Kesha appeals decision in contract dispute, likening it to slavery
The legal battle over Kesha’s recording contract with the producer she has accused of raping and abusing her is moving forward.
Lawyers for the platinum-selling “Tik Tok” singer are appealing a New York Supreme Court judge’s decision in February holding Kesha to a contract with Lukasz Gottwald, the producer known as Dr. Luke. The decision sparked calls from the public and celebrities including Lady Gaga, Kelly Clarkson and Lena Dunham to #FreeKesha. Taylor Swift pledged to donate $250,000 to support her.
Justice Shirley Kornreich denied Kesha’s request for a preliminary injunction that would release her from a six-record deal, pending resolution of multiple claims. Kesha’s lawyers argued that as long as she is tied to Gottwald her career will suffer, while the damage to Gottwald and his recording companies will be minimal in comparison.
Korneich sided with Gottwald, whose lawyers said he has invested $60 million in her career and has agreed to let her record music without his involvement. Gottwald has denied the abuse, saying Kesha is extorting him to get out of her contracts with Kemosabe Records, his label under Sony. He has said she is taking out on him her frustration with a stalled career.
Korneich told Kesha’s lawyer, Mark Geragos, that he was “asking the court to decimate a contract that was heavily negotiated and typical for the industry.” (Geragos is a CNN legal contributor.)
In response, Kesha’s legal team said in court documents filed Saturday that Korneich erred in basing her decision on the finding that Kesha could record without Gottwald’s interference.
“Although (the court) recognized that ‘slavery was done away with a long time ago’ and that ‘(y)ou can’t force someone to work … in a situation in which they don’t want to work,’ the Court’s ruling requiring Kesha to work for Gottwald’s companies, purportedly without his involvement, does just that,” he alleged.
The court also erred in concluding there had been no showing of irreparable harm to Kesha, her lawyers claim. In support of her motion for a preliminary injunction, Kesha submitted affidavits from people in the music industry attesting to her claim “that a young pop star’s fame will fade quickly, and permanently, due to a loss of momentum.”
A lawyer for Gottwald declined to comment Tuesday on the latest filings.

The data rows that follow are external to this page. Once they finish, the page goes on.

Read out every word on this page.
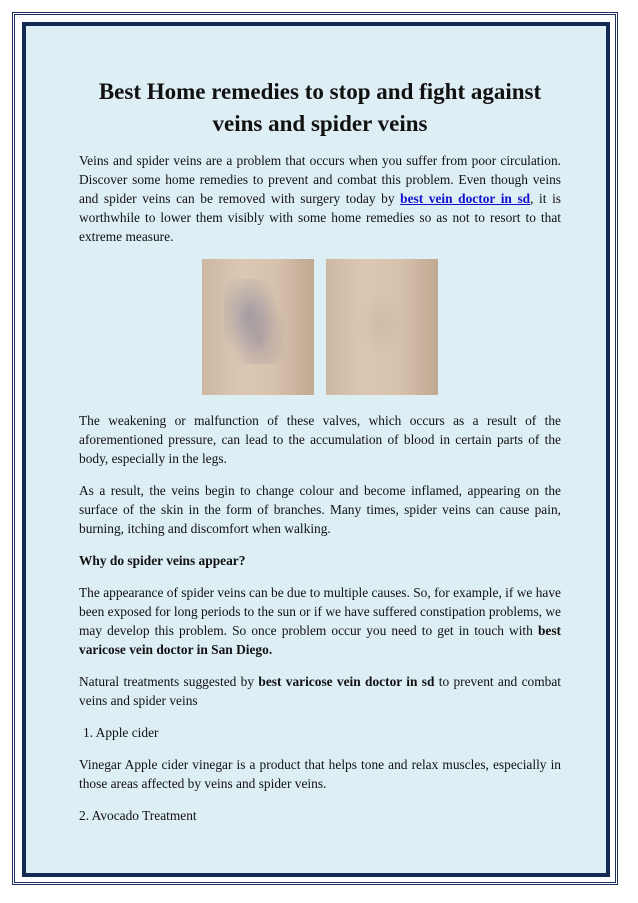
Best Home remedies to stop and fight against veins and spider veins

Veins and spider veins are a problem that occurs when you suffer from poor circulation. Discover some home remedies to prevent and combat this problem. Even though veins and spider veins can be removed with surgery today by best vein doctor in sd, it is worthwhile to lower them visibly with some home remedies so as not to resort to that extreme measure.

The weakening or malfunction of these valves, which occurs as a result of the aforementioned pressure, can lead to the accumulation of blood in certain parts of the body, especially in the legs.

As a result, the veins begin to change colour and become inflamed, appearing on the surface of the skin in the form of branches. Many times, spider veins can cause pain, burning, itching and discomfort when walking.

Why do spider veins appear?

The appearance of spider veins can be due to multiple causes. So, for example, if we have been exposed for long periods to the sun or if we have suffered constipation problems, we may develop this problem. So once problem occur you need to get in touch with best varicose vein doctor in San Diego.

Natural treatments suggested by best varicose vein doctor in sd to prevent and combat veins and spider veins

1. Apple cider

Vinegar Apple cider vinegar is a product that helps tone and relax muscles, especially in those areas affected by veins and spider veins.

2. Avocado Treatment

The legal saga began in 2014, when Kesha sued Gottwald and his recording companies in Los Angeles Superior Court, alleging sexual assault and battery, harassment, violation of California’s unfair business laws and intentional and negligent infliction of emotional distress.
The claims are based on her allegations that Gottwald sexually, physically, and emotionally abused her during their 10-year relationship, starting when she was 18. Her lawsuit alleges that he once drugged and raped her, contributing to an eating disorder that led to a stint in rehab.
Gottwald had denied any claims of abuse or rape. After Korneich’s February ruling he said on Twitter that he did not rape Kesha and never had sex with her. He cited court proceedings in 2011 in which Kesha testified that the date rape never took place.
Gottwald brought the dispute cross-country by filing a lawsuit in New York Superior Court alleging defamation and breach of contract, claiming New York was the appropriate venue for claims related to their contracts. The California court stayed Kesha’s lawsuit pending resolution of the actions in New York, prompting Kesha to file counterclaims alleging sexual harassment, gender-based violation and intentional infliction of emotional distress.
Kesha is seeking undisclosed monetary damages and to be let out of her contracts.